News article for December 10, 2018
Christmas is a time of decorating and we pay a lot of attention to the Christmas tree and poinsettias inside the house.As I drive around at night there are also a lot of lights, manger scenes and inflatables in the yards that add to the outside Christmas decorations.
Another aspect to consider is your daytime lawn decorations. It is possible to add landscape plants that will give you some winter and holiday color that will be with you all year long. There is no better time than now to make those decisions while all of your holiday decorations are up.
We tend to think more about spring and summer flowers, but there are flowering plants that can add cheer to your winter landscape at a time when color is sparse.
You need not think farther than grandma’s house and the old southern gardens for inspiration. Two very traditional plants that come to mind are Camellia japonica and Camellia sasanqua.
Camellia japonica is a nice evergreen shrub to small tree. Camellias will grow best in partial sun understory. They produce 5 inch blooms in winter to early spring and in an array of colors. There are lots of reds, pinks, whites and variegated varieties.
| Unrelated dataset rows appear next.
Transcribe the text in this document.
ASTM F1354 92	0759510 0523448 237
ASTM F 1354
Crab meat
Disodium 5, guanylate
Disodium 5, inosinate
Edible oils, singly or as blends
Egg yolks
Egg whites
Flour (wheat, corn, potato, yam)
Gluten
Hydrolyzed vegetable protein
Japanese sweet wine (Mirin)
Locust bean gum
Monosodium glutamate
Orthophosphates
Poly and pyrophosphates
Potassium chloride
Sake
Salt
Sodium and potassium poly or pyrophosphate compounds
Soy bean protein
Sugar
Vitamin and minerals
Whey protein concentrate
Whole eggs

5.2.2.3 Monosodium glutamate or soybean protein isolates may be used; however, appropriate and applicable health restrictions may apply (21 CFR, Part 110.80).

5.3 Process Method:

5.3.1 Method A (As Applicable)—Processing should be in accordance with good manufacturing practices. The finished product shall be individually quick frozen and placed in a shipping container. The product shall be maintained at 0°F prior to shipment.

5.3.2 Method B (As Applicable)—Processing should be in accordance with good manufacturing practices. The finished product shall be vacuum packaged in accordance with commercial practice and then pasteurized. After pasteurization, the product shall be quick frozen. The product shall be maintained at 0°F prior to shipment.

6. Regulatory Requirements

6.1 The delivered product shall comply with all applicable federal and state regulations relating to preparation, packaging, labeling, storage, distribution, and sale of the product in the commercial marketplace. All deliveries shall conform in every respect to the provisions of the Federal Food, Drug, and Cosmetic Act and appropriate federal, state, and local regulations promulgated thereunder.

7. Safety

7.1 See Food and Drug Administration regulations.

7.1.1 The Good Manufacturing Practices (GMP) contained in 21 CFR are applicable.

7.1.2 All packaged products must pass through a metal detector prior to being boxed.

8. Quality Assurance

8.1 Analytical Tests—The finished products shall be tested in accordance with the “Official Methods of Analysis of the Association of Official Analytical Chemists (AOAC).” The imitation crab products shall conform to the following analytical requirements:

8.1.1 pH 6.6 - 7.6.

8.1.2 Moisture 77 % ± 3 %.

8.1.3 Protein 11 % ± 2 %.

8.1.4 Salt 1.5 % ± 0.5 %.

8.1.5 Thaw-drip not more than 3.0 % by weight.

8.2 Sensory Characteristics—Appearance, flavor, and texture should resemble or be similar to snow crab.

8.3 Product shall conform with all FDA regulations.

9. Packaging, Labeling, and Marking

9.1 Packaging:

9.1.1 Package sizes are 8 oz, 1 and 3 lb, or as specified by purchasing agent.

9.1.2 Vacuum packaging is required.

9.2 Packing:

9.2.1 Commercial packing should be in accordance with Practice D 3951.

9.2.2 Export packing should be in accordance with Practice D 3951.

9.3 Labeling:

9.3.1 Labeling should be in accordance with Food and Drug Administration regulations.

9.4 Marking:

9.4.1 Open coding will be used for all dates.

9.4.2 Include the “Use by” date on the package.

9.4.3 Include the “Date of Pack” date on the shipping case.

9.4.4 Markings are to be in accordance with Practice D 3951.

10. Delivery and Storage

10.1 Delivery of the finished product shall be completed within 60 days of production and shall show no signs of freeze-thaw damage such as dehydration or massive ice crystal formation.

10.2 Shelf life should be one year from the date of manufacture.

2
Look in the nursery now to see which ones will be in bloom for the Christmas season.
Camellia sasanquas have a smaller flower than the japonica but tend to flower earlier in the fall and into early winter. They also tend to have darker foliage which gives you better contrast for the smaller blooms. Again you have lots of variety and color choices with a lot in the red, crimson, rose and pink families. There is variety known as Yule Tide because of its striking red blooms and bright yellow stamens that are in bloom for Christmas. Another variety to look at is called Shi Shi which is more of a rose colored flower but a very prolific bloomer.
Shrub roses offer another late fall to early winter splash of color. Even with the cold weather I see a number of Knock Out roses that have started to bloom again. Shrub roses will go through a number of blooming cycles and this far south we tend to have roses in bloom most times of the year, with late fall being one of their typical blooming periods.
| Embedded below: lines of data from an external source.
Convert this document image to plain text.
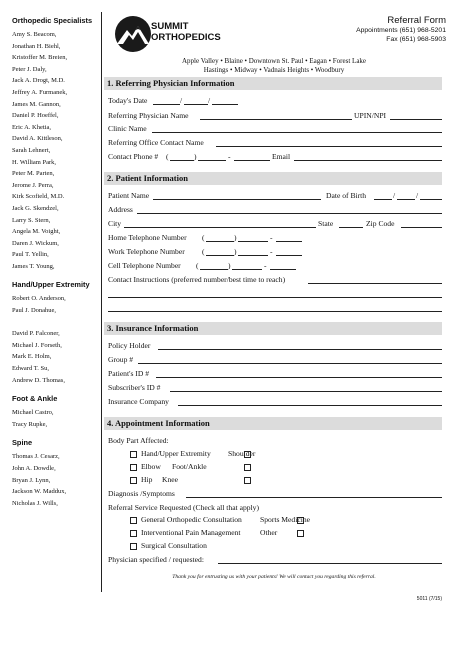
Orthopedic Specialists
Amy S. Beacom,
Jonathan H. Biehl,
Kristoffer M. Breien,
Peter J. Daly,
Jack A. Drogt, M.D.
Jeffrey A. Furmanek,
James M. Gannon,
Daniel P. Hoeffel,
Eric A. Khetia,
David A. Kittleson,
Sarah Lehnert,
H. William Park,
Peter M. Parten,
Jerome J. Perra,
Kirk Scofield, M.D.
Jack G. Skendzel,
Larry S. Stern,
Angela M. Voight,
Daren J. Wickum,
Paul T. Yellin,
James T. Young,
Hand/Upper Extremity
Robert O. Anderson,
Paul J. Donahue,

David P. Falconer,
Michael J. Forseth,
Mark E. Holm,
Edward T. Su,
Andrew D. Thomas,
Foot & Ankle
Michael Castro,
Tracy Rupke,
Spine
Thomas J. Cesarz,
John A. Dowdle,
Bryan J. Lynn,
Jackson W. Maddux,
Nicholas J. Wills,
SUMMIT
ORTHOPEDICS
Referral Form
Appointments (651) 968-5201
Fax (651) 968-5903
Apple Valley • Blaine • Downtown St. Paul • Eagan • Forest Lake
Hastings • Midway • Vadnais Heights • Woodbury
1. Referring Physician Information
Today's Date	/	/
Referring Physician Name	UPIN/NPI
Clinic Name
Referring Office Contact Name
Contact Phone # (	)	-	Email
2. Patient Information
Patient Name	Date of Birth	/	/
Address
City	State	Zip Code
Home Telephone Number (	)	-
Work Telephone Number (	)	-
Cell Telephone Number (	)	-
Contact Instructions (preferred number/best time to reach)
3. Insurance Information
Policy Holder
Group #
Patient's ID #
Subscriber's ID #
Insurance Company
4. Appointment Information
Body Part Affected:
Hand/Upper Extremity Shoulder
Elbow Foot/Ankle
Hip Knee
Diagnosis /Symptoms
Referral Service Requested (Check all that apply)
General Orthopedic Consultation Sports Medicine
Interventional Pain Management	Other
Surgical Consultation
Physician specified / requested:
Thank you for entrusting us with your patients! We will contact you regarding this referral.
5011 (7/15)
Berries are another way to incorporate winter color and attract wildlife also. There are a number of plants in the holly family that are prolific berry producers. You can select from an array of shrubs and small trees. Two small native trees that would work are American Holly and Yaupon. American Holly has a natural Christmas tree shape and produces lots of red berries. What you can find in retail that will give you good berry production against evergreen foliage is Savanah Holly, Fosteri Holly and Nellie Stevens Holly. Oakland Holly has some really interesting foliage with red berries, while Yaupon grows as an upright tree or there is a more gracious weeping form.
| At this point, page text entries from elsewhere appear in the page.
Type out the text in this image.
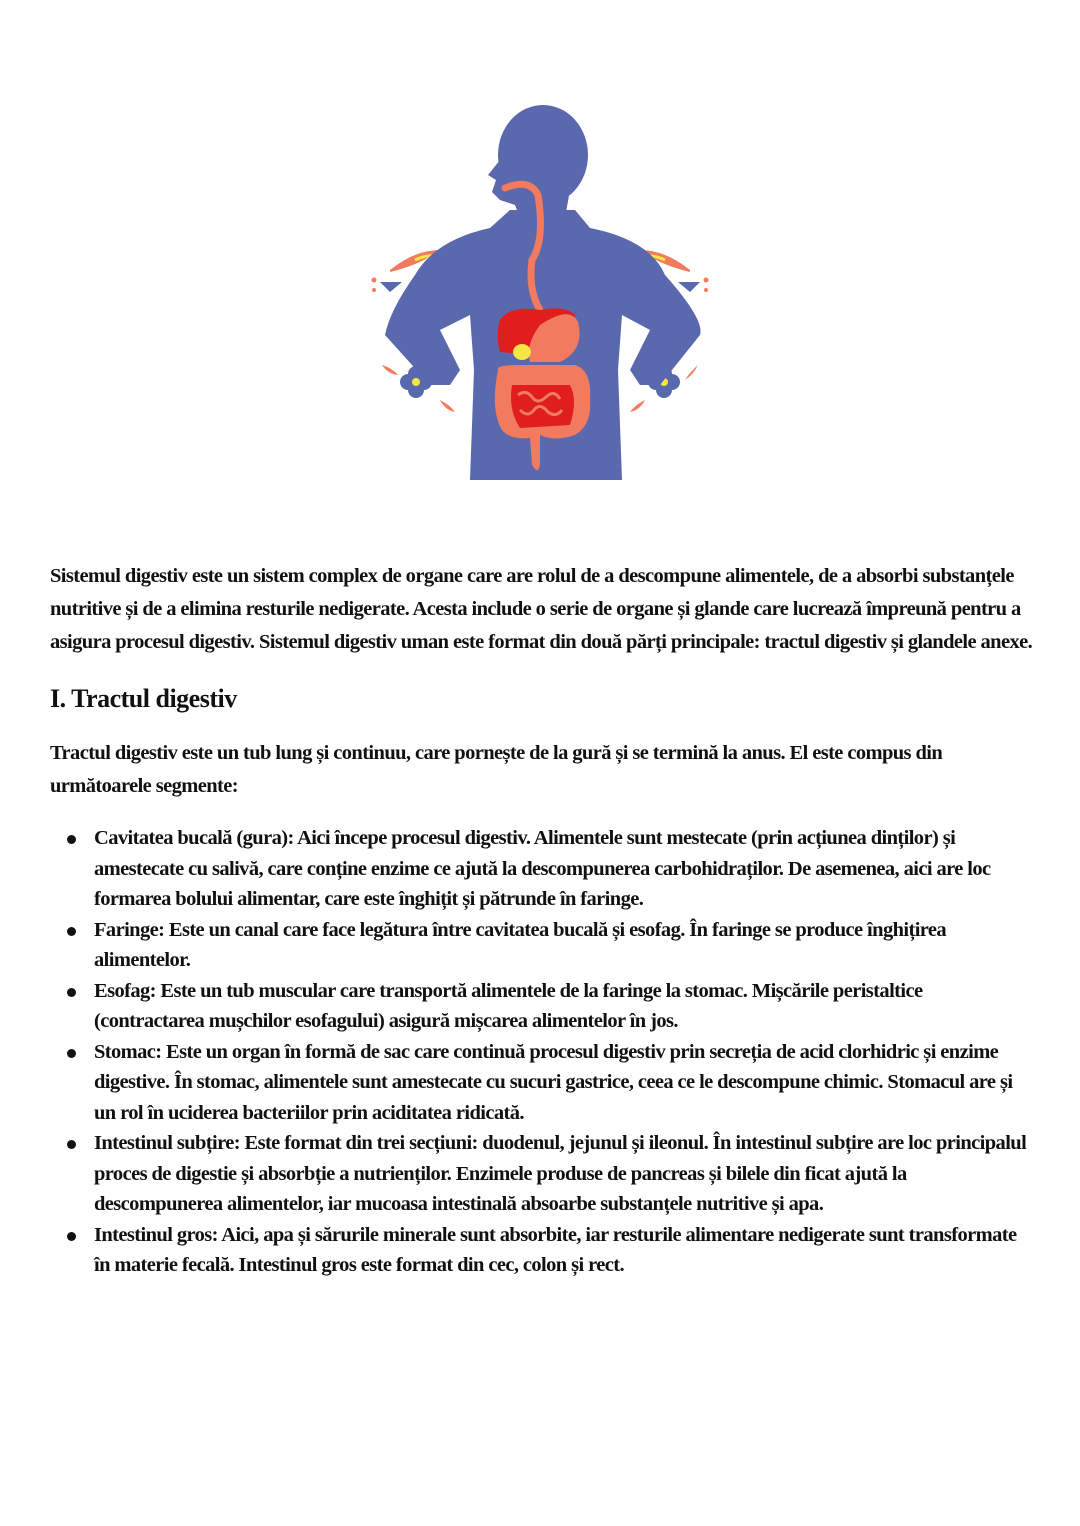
Sistemul digestiv este un sistem complex de organe care are rolul de a descompune alimentele, de a absorbi substanțele nutritive și de a elimina resturile nedigerate. Acesta include o serie de organe și glande care lucrează împreună pentru a asigura procesul digestiv. Sistemul digestiv uman este format din două părți principale: tractul digestiv și glandele anexe.

I. Tractul digestiv

Tractul digestiv este un tub lung și continuu, care pornește de la gură și se termină la anus. El este compus din următoarele segmente:

Cavitatea bucală (gura): Aici începe procesul digestiv. Alimentele sunt mestecate (prin acțiunea dinților) și amestecate cu salivă, care conține enzime ce ajută la descompunerea carbohidraților. De asemenea, aici are loc formarea bolului alimentar, care este înghițit și pătrunde în faringe.
Faringe: Este un canal care face legătura între cavitatea bucală și esofag. În faringe se produce înghițirea alimentelor.
Esofag: Este un tub muscular care transportă alimentele de la faringe la stomac. Mișcările peristaltice (contractarea mușchilor esofagului) asigură mișcarea alimentelor în jos.
Stomac: Este un organ în formă de sac care continuă procesul digestiv prin secreția de acid clorhidric și enzime digestive. În stomac, alimentele sunt amestecate cu sucuri gastrice, ceea ce le descompune chimic. Stomacul are și un rol în uciderea bacteriilor prin aciditatea ridicată.
Intestinul subțire: Este format din trei secțiuni: duodenul, jejunul și ileonul. În intestinul subțire are loc principalul proces de digestie și absorbție a nutrienților. Enzimele produse de pancreas și bilele din ficat ajută la descompunerea alimentelor, iar mucoasa intestinală absoarbe substanțele nutritive și apa.
Intestinul gros: Aici, apa și sărurile minerale sunt absorbite, iar resturile alimentare nedigerate sunt transformate în materie fecală. Intestinul gros este format din cec, colon și rect.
Pyracantha is another berry producing shrub that offers a finer texture. You can use it in a mass planting or as an espalier. Now would be a good time to select your plants to make sure the berries are the color you like, they can range from orange to red.
The old traditional nandina shrub, Nandina domestica, is a good red berry producer with the added benefit of good red foliage in the winter.
Christmas berry just sounds right.It is also known as Ardisia, which is a small evergreen shrub that is native along the Amite River and is sold in the trade. It is a shade loving shrub with dark green foliage and bright red berries.
The good news is that these decorations will not require you to pack them up and they will not take up space in your attic, but you will get to enjoy them year round.